If anyone took a look through my wardrobe they would be puzzled to say the least.

There are tops, trousers and skirts ranging from size ten to size 18. And they all fit.

Today I am wearing a size 16 top and size 12 trousers. The top I plan to wear tomorrow is size 12, the skirt a ten. My favourite jumper, from M&S, fits beautifully - and it’s an 18.

So what is going on? Clothing sizes have puzzled me for years, and brought misery and joy in equal measure. Trying on a size 18 and finding it fit led to frantic plans of a crash diet, while slipping into size ten trousers in Monsoon, with room to spare, gave me a real thrill.

Different shops have different rules as to sizing. Many women have felt annoyed at finding they are a size 12 in one shop, but 16 in another. A size 12 shopper from Glasgow hit the headlines when she drew attention to this bizarre practice, after being forced to buy a size 20 dress from H&M because she could not squeeze into anything smaller.

Now the clothes-size lottery could be coming to an end after leading retailers including ASOS, Monsoon, Next and New Look backed a nationwide survey which will take the measurements of 30,000 adults to create new universal templates. It will also reflect the fact that Britons have generally become more ‘bottom heavy’.

I hope this will make buying clothes an altogether simpler, more straightforward affair. It may mean that I don’t head for Monsoon every time I need a new pair of trousers simply because I want a pair with a size ten label.

What women really need in shops is a Savile-row-style tailoring service that measures everyone and delivers a perfect fit. Why this sort of service is confined to men puzzles me. With wider hips and busts, women are far more suited to such a service.

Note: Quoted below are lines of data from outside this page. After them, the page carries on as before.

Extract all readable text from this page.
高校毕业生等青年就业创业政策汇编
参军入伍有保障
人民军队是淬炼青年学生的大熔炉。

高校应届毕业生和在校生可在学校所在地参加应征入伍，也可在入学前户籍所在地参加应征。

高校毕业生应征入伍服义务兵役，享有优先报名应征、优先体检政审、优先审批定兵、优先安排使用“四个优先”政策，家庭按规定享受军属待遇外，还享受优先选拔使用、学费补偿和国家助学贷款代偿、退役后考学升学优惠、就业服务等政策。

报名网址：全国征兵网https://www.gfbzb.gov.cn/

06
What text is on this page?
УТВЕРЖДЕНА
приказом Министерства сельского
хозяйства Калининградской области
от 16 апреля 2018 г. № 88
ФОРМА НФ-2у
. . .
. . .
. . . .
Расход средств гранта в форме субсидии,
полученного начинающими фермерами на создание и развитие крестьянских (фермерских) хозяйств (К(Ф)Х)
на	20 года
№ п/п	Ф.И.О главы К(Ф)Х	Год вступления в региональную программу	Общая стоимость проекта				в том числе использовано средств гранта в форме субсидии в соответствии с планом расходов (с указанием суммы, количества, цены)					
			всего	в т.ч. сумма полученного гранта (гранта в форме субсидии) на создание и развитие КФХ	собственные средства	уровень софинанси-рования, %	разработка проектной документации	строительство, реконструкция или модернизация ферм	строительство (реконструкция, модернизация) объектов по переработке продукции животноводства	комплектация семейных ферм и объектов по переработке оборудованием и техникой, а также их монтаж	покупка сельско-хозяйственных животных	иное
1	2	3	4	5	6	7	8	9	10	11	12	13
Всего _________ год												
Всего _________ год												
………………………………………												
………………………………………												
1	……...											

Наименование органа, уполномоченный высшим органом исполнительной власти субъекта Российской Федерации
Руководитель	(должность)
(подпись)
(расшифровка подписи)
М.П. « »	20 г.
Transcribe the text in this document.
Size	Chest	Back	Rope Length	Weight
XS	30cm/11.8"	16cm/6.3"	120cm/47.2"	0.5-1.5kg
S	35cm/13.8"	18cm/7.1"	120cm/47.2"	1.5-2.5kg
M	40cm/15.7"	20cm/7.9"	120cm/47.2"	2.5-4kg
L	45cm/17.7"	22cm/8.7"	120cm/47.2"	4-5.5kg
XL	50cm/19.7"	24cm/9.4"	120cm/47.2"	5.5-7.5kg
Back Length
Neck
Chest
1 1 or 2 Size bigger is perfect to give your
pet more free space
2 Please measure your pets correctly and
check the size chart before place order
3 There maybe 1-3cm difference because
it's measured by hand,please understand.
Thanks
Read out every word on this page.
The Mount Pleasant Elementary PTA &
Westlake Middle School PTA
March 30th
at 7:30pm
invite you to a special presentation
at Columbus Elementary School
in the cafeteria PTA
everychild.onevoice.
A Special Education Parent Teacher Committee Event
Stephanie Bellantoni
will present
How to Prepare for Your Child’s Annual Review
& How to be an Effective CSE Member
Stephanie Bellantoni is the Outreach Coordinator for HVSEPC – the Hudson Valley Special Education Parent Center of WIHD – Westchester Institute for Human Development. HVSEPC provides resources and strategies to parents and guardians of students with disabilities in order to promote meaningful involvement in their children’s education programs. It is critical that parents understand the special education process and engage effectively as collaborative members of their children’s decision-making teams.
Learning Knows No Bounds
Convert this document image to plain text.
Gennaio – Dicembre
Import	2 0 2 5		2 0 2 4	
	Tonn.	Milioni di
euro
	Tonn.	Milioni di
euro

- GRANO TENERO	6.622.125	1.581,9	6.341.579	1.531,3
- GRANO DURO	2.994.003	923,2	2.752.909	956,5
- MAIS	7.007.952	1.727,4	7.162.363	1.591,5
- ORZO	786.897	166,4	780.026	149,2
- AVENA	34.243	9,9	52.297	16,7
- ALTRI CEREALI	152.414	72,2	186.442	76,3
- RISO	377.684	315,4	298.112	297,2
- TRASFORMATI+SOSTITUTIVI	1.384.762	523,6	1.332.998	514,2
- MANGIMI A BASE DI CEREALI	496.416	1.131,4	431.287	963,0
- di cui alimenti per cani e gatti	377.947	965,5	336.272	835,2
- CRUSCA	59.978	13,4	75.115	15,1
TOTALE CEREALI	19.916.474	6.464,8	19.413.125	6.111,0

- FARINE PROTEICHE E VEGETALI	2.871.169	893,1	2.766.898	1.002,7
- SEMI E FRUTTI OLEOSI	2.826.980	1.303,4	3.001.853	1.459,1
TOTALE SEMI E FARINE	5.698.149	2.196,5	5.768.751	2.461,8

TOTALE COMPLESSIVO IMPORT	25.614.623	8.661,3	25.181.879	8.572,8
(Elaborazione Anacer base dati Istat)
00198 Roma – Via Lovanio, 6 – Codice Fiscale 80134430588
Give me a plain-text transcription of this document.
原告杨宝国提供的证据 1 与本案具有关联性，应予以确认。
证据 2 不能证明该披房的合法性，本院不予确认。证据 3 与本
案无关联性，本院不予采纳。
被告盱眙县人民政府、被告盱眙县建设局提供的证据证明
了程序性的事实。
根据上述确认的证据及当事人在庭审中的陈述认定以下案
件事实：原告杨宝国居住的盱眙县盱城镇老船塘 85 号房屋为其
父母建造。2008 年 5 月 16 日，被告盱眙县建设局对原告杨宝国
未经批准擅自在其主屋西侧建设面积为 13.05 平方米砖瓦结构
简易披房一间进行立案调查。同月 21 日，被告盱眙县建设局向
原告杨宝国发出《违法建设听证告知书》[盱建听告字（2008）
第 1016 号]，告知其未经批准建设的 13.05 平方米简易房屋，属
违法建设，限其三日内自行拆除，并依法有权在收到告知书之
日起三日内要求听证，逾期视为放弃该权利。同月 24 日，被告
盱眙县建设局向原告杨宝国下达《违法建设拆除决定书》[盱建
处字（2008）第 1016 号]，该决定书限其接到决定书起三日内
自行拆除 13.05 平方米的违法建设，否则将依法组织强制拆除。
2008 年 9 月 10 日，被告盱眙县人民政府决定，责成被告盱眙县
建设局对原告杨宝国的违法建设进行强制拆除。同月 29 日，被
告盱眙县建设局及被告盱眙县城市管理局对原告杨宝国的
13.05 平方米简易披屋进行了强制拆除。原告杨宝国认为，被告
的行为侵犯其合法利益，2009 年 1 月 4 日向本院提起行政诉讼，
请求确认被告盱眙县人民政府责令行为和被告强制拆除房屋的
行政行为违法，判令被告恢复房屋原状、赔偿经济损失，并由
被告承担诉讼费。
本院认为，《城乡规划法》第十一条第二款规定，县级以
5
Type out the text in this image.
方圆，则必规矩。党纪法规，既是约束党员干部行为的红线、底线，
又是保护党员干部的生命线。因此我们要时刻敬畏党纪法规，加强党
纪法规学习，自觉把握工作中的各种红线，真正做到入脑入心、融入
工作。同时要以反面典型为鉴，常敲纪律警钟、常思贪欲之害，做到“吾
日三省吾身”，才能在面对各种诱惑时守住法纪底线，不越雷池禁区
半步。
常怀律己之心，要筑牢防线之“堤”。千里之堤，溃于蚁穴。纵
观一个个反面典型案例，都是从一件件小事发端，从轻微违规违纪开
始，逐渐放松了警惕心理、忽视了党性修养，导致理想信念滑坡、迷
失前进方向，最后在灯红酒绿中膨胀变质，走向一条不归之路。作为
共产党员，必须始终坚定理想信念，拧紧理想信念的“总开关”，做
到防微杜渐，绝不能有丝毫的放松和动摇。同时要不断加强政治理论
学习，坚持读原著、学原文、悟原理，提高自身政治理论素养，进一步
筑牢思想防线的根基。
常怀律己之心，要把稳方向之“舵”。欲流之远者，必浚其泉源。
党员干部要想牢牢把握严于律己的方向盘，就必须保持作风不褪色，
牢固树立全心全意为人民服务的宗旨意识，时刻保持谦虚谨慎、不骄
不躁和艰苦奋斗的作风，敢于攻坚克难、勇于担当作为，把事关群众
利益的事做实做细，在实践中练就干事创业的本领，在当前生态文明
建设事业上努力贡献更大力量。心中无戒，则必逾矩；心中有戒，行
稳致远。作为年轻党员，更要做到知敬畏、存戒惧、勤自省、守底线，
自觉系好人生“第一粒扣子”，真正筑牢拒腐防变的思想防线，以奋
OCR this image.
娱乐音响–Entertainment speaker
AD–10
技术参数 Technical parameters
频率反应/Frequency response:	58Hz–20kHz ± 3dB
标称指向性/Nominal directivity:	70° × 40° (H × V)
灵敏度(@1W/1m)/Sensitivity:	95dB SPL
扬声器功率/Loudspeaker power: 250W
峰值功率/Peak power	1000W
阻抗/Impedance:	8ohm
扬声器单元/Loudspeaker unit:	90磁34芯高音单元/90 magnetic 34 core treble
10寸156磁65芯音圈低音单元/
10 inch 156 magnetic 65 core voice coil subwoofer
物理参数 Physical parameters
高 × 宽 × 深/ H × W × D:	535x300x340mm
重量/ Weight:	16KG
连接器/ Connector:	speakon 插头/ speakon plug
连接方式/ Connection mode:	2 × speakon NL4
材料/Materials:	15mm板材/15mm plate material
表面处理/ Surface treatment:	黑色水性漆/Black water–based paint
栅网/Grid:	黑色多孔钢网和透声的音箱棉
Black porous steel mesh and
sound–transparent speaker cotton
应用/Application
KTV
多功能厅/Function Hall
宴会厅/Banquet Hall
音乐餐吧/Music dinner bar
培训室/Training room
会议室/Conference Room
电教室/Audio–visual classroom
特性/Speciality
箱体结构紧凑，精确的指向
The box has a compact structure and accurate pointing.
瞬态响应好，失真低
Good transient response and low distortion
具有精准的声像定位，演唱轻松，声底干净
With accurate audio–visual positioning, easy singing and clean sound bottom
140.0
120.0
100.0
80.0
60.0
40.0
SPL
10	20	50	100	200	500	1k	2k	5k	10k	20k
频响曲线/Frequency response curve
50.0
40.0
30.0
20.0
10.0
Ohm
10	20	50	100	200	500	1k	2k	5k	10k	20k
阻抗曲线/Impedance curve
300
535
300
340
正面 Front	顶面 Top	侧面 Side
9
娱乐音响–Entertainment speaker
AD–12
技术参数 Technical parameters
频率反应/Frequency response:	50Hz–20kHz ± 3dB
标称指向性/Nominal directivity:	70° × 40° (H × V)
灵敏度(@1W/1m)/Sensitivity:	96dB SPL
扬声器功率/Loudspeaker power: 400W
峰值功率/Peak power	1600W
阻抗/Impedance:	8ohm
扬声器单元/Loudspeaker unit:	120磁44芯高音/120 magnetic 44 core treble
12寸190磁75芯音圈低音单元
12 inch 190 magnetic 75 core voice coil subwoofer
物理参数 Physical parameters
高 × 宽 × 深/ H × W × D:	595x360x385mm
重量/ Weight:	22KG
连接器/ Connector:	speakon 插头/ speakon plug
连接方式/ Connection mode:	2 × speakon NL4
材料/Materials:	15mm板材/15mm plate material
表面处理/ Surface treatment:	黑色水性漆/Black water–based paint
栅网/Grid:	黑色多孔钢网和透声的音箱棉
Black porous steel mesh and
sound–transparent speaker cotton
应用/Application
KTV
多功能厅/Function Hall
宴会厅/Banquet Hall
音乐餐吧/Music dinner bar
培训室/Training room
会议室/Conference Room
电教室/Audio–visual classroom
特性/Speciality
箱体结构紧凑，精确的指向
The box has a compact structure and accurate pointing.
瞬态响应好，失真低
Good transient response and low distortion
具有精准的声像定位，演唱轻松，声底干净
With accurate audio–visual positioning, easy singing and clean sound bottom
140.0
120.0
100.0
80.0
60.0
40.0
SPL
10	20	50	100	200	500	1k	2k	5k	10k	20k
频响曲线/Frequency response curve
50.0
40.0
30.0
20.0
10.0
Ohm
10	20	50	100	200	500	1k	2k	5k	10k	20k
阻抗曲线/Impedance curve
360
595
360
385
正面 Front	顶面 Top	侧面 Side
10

There’s definitely a need for an overhaul in clothes sizes. Not only do the standard sizes vary in shops, but some stores throw an extra spanner into the works, labelling garments as small, medium and large. Is small a size eight or ten? Is medium a 12, a 14 or a 16 (the average UK size for women) and what is large - 20, 22…? It’s a minefield.

Clothing manufacturers also don’t take account of different parts of people’s bodies and how they change as we grow older. In common with many women my age, my upper arms are not as svelte as they used to be. Often, tops fit my upper body, but are far too tight around the arm tops. Sometimes I can’t even get my arms in. I tried on a gorgeous coat last winter, which I would have bought, had the arms not made me look like Popeye.

Stores are clearly keen to make changes. Following complaints, H&M has already announced it is updating its clothing sizes for women, making them larger.

I’m all for the new national scheme, which will involve both sexes, as it will go some way to help introduce uniformity in this greyer-than-grey area and reduce the time shoppers spend trying to find the right fit. It may mean that I will never again be able to fit into a size ten pair of trousers, but I will accept that if it makes the process easier. No more trips to the changing rooms carrying six identical tops.

But there is one garment which will always prove challenging, whatever the size. Buying jeans can, a survey of 1000 women recorded, ‘be more stressful than moving house.’ I gave up wearing jeans many years ago after every pair I tried, whatever the size, made me look like an elephant in denim. For some of us, mainly those of shorter stature, jeans just don’t look good, and never will.